An electron cyclotron resonance (ECR) plasma source was employed for low-temperature (50-300-degrees-C) metalorganic plasma-enhanced chemical vapor deposition of silicon oxide films. The plasma was excited in mixtures of oxygen and tetraethylorthosilicate vapor, and oxygen and tris(trimethylsiloxy)boron (TTMSB) vapor. The operation pressure range was 1-50 mTorr; oxygen and metalorganic vapor flow rates varied from 10 to 100 sccm. Microwave power (f =2.45 GHz, P = 100-1500 W) was introduced into a 15-cm-diam ECR chamber via a microwave quartz introduction window.
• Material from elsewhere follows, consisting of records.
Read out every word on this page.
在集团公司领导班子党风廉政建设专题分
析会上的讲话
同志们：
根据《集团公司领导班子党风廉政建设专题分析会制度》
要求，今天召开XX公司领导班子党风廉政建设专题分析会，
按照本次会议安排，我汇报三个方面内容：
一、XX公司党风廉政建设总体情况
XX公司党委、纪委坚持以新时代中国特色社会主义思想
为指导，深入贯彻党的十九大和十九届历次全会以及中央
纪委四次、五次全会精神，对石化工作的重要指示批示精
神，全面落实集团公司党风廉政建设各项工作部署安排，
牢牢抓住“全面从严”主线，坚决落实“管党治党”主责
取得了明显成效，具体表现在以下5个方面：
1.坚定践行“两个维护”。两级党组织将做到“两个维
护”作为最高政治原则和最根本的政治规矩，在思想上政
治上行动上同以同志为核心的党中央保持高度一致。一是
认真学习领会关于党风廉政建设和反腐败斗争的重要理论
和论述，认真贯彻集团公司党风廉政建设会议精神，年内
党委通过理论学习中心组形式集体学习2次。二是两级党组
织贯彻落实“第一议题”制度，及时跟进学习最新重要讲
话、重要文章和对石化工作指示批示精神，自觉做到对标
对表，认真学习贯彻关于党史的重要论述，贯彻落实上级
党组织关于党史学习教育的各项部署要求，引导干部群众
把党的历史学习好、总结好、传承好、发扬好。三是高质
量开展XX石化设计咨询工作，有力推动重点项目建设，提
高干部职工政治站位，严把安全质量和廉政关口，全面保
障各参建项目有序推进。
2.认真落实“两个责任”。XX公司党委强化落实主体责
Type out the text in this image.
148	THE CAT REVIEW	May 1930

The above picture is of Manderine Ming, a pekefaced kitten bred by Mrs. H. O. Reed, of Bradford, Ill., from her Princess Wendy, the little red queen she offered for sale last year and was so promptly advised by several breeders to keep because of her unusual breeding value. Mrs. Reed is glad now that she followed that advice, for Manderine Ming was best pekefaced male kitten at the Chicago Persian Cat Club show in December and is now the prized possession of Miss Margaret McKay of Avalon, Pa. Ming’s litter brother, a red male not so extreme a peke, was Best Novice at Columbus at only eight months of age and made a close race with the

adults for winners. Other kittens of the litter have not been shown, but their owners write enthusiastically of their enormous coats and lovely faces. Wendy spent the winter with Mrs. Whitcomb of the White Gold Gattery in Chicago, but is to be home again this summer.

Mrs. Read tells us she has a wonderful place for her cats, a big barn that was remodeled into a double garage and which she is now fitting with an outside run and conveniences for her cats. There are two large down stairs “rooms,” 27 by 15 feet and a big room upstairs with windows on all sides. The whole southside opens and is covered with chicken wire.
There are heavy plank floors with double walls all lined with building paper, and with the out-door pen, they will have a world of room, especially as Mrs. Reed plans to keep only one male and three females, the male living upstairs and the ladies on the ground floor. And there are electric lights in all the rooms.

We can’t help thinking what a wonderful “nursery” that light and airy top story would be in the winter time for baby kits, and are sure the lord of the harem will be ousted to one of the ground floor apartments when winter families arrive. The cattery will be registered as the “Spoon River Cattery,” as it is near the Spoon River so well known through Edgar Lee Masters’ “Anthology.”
A static magnetic field in the plasma chamber was generated by two Helmholtz coils. It had intensity near the microwave window, B(vw) = 875-935 G in a narrow plasma mode, and B(vw) = 1000-1100 G in a uniform plasma mode. Silicon dioxide films were deposited onto a 10-cm-diam silicon wafer located at 16 cm from the source output. A line-averaged plasma density N(e)BAR was measured with a microwave interferometer (35 MHz) at 11 cm from the source output. In the mixture of TTMSB vapor and oxygen (20 mTorr), N(e)BAR was 1.5-1.7 X 10(11) cm3 and then decreased as pressure grew. The film deposition rate increased with TTMSB flow rate; it had a maximum value of 1200 angstrom/min at total pressure of 15-20 mTorr.